We [in Ghana] need to ensure the quality of our academics. So I need to learn from a school that has done this. I need to see how it works.”

Returning home to Ghana after his American education to care for his parents, Armah began teaching at Ashesi University, which was founded in 2002. “Ashesi [which means “beginning”] was — and still is — the only liberal arts college in Ghana. I was educated at liberal arts schools, I know how they're run. So I can really contribute here.” 

Professor and Chair of Economics at Denison, Andrea Ziegert, looks back at Armah's contributions during his semester here: “We learned about the complications that corruption brings to economic development in Africa through the research Stephen shared. And our discussions of curriculum have led us to develop a joint economic development course with Ashesi and Denison students.”

As often happens in a close community, he shared from life experience as well as from academic knowledge — Ziegert recalled a department meeting where there was a conversation about diversity in the economics profession, including in the classroom. “[Armah] shared his experience of what it was like to always be the only black person in his graduate studies. He was very willing to use that experience to help us think about how we could make our classrooms better learning environments.”

Armah was also a guest speaker in a Latin American Economic Development course led by Assistant Professor Luis Villanueva. “My students enjoyed and shared very positive comments about Stephen’s lecture on foreign aid in Sub-Saharan African countries,” he said. “His lecture helped my students to gain a broader perspective on issues faced by developing countries.”

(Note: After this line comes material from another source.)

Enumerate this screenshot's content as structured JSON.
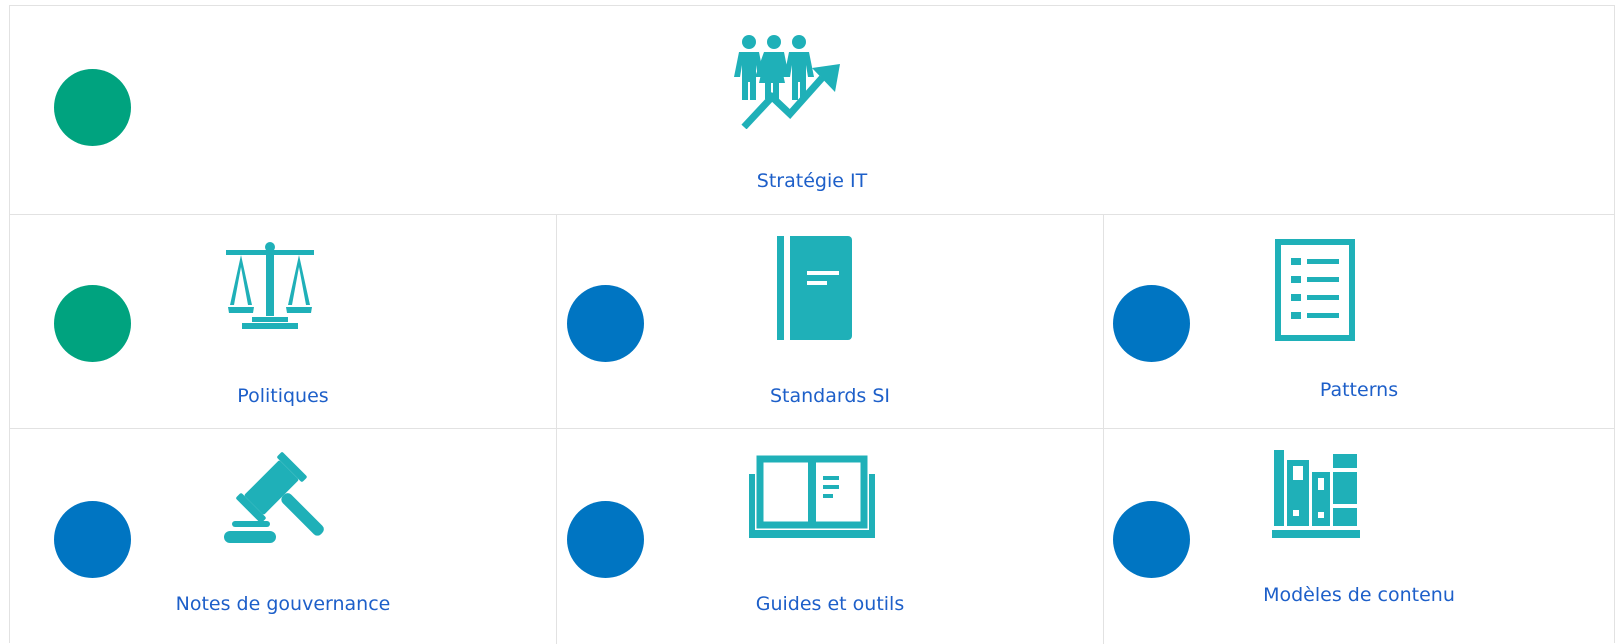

Now home again in Ghana, Armah is a senior lecturer in the business administration department at Ashesi. But the door is open for continuing research opportunities with Denison, as well as summer research collaborations, faculty exchange programs and off-campus study with both schools.

Armah and his Denison colleague, Luis Villanueva, are planning a discussion-based, collaborative class that will be taught at Ashesi and Denison in the fall of 2017. “Sessions will be recorded and exchanged, and then at the end, students will write response papers that have to incorporate culture from both mediums to make sure that students actually understand the issues at hand,” said Armah.

And a new research focus has emerged from their collaboration. “We're both specialists in economic development, I specialize in Latin American countries and Stephen in African countries,” said Villanueva. “Stephen and I are currently working on a joint project exploring the reason behind the low economic growth in Mexico and Ghana, two developing countries that have pursued the export-led development strategy since the 1980s but have experienced very low economic growth.”